Below are brief highlights from each talk.
Part 1: Postmodernity
In this first event, we explored the past 12,000 years to understand these major paradigms and their effect on the world. In the earliest civilizations, a hierarchy was established to explain the apparent dominance humans felt over animals and nature. This relationship led humans to believe that higher powers had dominance over them, thus creating the concept of religion -- the idea that we do not have complete power in this world. We understand this era now as the beginning of premodernity. This paradigm shifted during Enlightenment, where humans came to realize their power in the way the world was developed. The development of technology and large-scale societies gave the impression that humans controlled the world, not higher powers. The culmination of this paradigm led to the Industrial Revolution and the assertion of human will on the world, which we understand as the concept of modernity. A crisis in this paradigm came after the second World War, when humans were faced with the atrocities they created.
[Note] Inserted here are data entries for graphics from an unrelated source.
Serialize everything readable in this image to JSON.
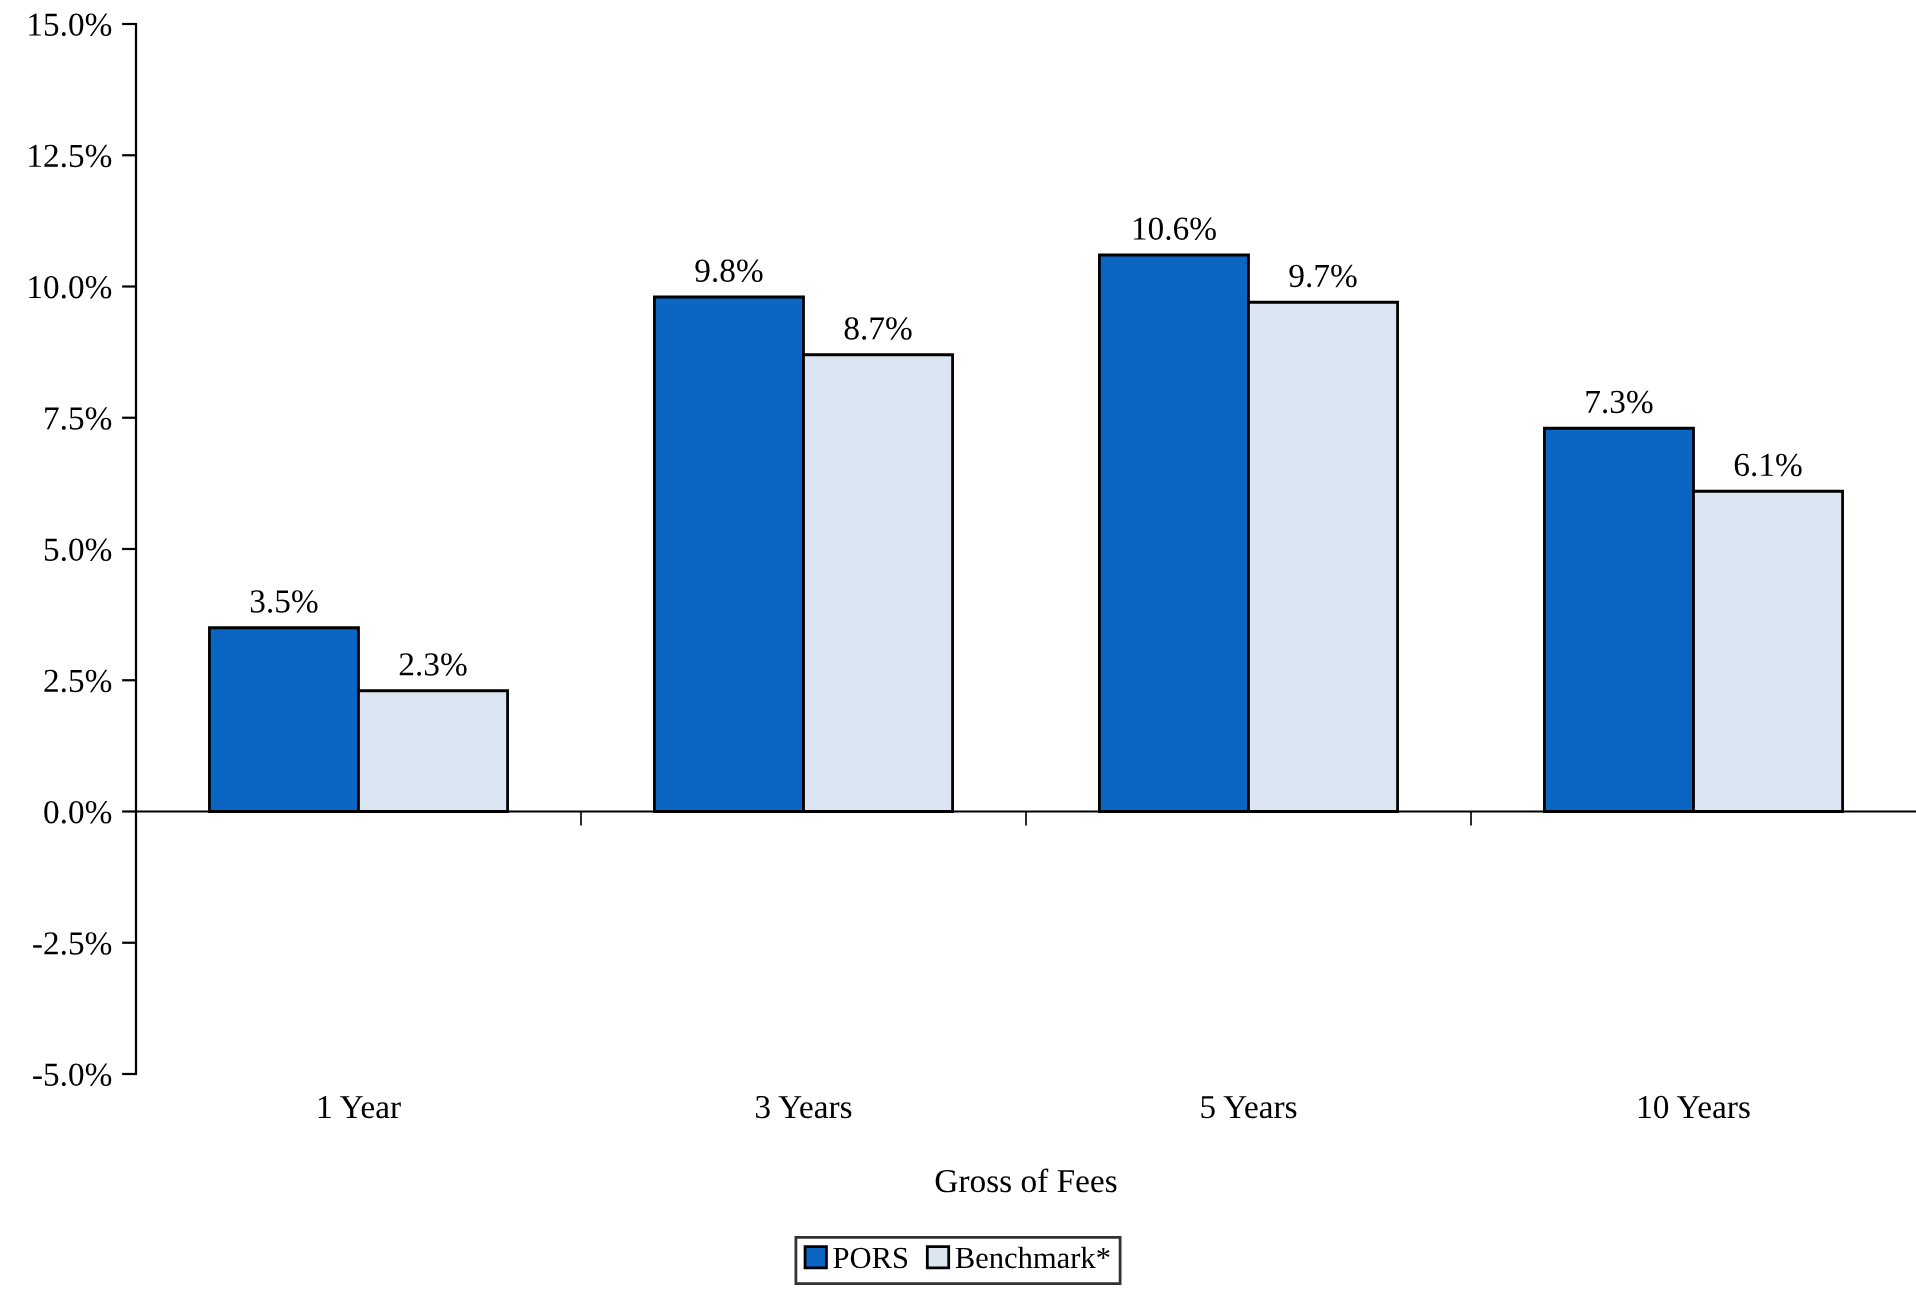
{
  "chart_data": {
    "type": "bar",
    "xlabel": "Gross of Fees",
    "categories": [
      "1 Year",
      "3 Years",
      "5 Years",
      "10 Years"
    ],
    "series": [
      {
        "name": "PORS",
        "color": "#0a66c2",
        "values": [
          3.5,
          9.8,
          10.6,
          7.3
        ],
        "value_labels": [
          "3.5%",
          "9.8%",
          "10.6%",
          "7.3%"
        ]
      },
      {
        "name": "Benchmark*",
        "color": "#dce6f2",
        "values": [
          2.3,
          8.7,
          9.7,
          6.1
        ],
        "value_labels": [
          "2.3%",
          "8.7%",
          "9.7%",
          "6.1%"
        ]
      }
    ],
    "ylim": [
      -5,
      15
    ],
    "yticks": [
      {
        "value": -5,
        "label": "-5.0%"
      },
      {
        "value": -2.5,
        "label": "-2.5%"
      },
      {
        "value": 0,
        "label": "0.0%"
      },
      {
        "value": 2.5,
        "label": "2.5%"
      },
      {
        "value": 5,
        "label": "5.0%"
      },
      {
        "value": 7.5,
        "label": "7.5%"
      },
      {
        "value": 10,
        "label": "10.0%"
      },
      {
        "value": 12.5,
        "label": "12.5%"
      },
      {
        "value": 15,
        "label": "15.0%"
      }
    ],
    "legend": "bottom"
  }
}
Now, instead of seeing ourselves as the ultimate power in the world, we understand that we are part of larger systems. This decentralization of humans’ power in the world created the concept of postmodernity, where systems of relationships control the way the world operates.
These paradigms represent various approaches to the way humans understand their relationship to the world. Even though these concepts were developed sequentially, one paradigm should not be considered better than another. Each paradigm brings a unique perspective about the world and can be leveraged depending on the situation. Postmodernity can only be explained and utilized through our collective understanding of the paradigms before it.